A closer look at these studies, and we will see that it includes a variety of different tumor types and only one prostate cancer study that had been published at the time. The median age of the patients included is significantly lower than the median age of our prostate cancer patients. Importantly, the studies that reported a case of myelodysplastic syndrome or leukemia were those in which patients were treated for more than 200 days, or the follow-up went on for more than two years. In all the other studies, no cases were seen.

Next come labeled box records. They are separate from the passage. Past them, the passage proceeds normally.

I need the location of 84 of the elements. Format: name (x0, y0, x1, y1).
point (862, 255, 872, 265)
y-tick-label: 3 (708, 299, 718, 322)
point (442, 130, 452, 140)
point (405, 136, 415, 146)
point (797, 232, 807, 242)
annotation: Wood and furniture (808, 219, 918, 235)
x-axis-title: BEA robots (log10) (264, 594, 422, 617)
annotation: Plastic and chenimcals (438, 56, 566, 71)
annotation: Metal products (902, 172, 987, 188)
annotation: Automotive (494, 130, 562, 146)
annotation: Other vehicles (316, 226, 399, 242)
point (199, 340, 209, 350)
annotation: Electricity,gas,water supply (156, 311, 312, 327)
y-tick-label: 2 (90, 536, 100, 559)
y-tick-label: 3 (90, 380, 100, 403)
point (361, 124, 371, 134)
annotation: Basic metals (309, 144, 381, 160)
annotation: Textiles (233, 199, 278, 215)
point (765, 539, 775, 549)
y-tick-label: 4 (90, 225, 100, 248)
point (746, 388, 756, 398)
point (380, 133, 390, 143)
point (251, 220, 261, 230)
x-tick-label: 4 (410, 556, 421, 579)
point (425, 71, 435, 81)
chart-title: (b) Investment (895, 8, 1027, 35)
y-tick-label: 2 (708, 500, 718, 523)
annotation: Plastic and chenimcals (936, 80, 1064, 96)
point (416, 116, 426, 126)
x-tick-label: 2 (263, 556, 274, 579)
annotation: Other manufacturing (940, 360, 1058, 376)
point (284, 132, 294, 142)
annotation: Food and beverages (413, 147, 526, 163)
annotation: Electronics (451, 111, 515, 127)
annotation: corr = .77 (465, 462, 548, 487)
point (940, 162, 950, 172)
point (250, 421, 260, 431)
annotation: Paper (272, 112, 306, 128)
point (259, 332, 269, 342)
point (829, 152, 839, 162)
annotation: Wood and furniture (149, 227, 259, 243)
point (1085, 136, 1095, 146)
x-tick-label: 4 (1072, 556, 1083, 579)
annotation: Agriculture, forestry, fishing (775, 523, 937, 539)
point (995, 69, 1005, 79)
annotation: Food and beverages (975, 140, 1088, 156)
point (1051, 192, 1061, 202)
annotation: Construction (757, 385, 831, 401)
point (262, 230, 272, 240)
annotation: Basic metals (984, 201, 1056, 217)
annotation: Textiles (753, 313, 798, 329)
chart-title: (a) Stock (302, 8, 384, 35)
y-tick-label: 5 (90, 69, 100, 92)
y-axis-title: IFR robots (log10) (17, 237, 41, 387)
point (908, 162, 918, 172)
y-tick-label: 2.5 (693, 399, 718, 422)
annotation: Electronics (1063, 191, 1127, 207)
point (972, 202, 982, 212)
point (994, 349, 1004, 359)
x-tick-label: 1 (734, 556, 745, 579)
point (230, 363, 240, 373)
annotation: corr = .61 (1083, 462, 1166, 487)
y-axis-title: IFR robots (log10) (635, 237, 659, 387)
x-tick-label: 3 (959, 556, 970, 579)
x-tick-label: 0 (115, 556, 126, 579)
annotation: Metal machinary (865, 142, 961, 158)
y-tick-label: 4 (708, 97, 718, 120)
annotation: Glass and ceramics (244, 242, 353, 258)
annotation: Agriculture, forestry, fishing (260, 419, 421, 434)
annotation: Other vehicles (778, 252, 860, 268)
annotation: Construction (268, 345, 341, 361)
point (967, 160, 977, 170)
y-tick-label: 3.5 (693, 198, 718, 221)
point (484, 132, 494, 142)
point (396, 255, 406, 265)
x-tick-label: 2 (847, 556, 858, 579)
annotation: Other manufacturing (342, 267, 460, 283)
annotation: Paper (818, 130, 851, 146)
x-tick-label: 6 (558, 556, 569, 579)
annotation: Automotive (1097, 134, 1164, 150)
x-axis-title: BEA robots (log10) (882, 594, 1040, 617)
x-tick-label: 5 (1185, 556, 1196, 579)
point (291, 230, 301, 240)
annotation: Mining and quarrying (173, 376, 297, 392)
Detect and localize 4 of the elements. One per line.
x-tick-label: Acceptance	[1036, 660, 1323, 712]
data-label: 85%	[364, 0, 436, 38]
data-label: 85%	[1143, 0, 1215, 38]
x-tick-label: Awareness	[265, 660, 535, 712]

In this study, the investigators also consulted the WHO database with the data available in 2020, and they identified 178 cases of myelodysplastic syndrome or leukemia. The median age at diagnosis was 64 years. The median treatment duration was around 10 months. The latency from starting a PARP inhibitor to the development of these side effects was 18 months for myelodysplastic syndrome, 20 months for acute leukemia, and 8% of the leukemias were related with myelodysplastic syndrome.

If we compare this with the latency periods for other chemotherapies, it is significantly shorter for PARP inhibitors. It’s over five years for platinum-based chemotherapy and for alkylating-based chemotherapy. This is my last slide. I don't have access to the WHO database, but I consulted the FDA database—with all the limitations of this analysis—but at the end of 2023, almost 900 MDS or leukemias have been reported in theory related to PARP inhibitors, 23 of them in prostate cancer.

So my conclusion is that for patients with BRCA or HRR alterations, PARP inhibitors’ benefit outweighs the risk associated with these side effects. Most toxicities are acute; we can manage them safely. We need to monitor these patients regularly. We need to take into consideration the risk of late side effects, which are infrequent but perhaps underestimated. And we need to suspect this in case of persistent or recurrent cytopenias.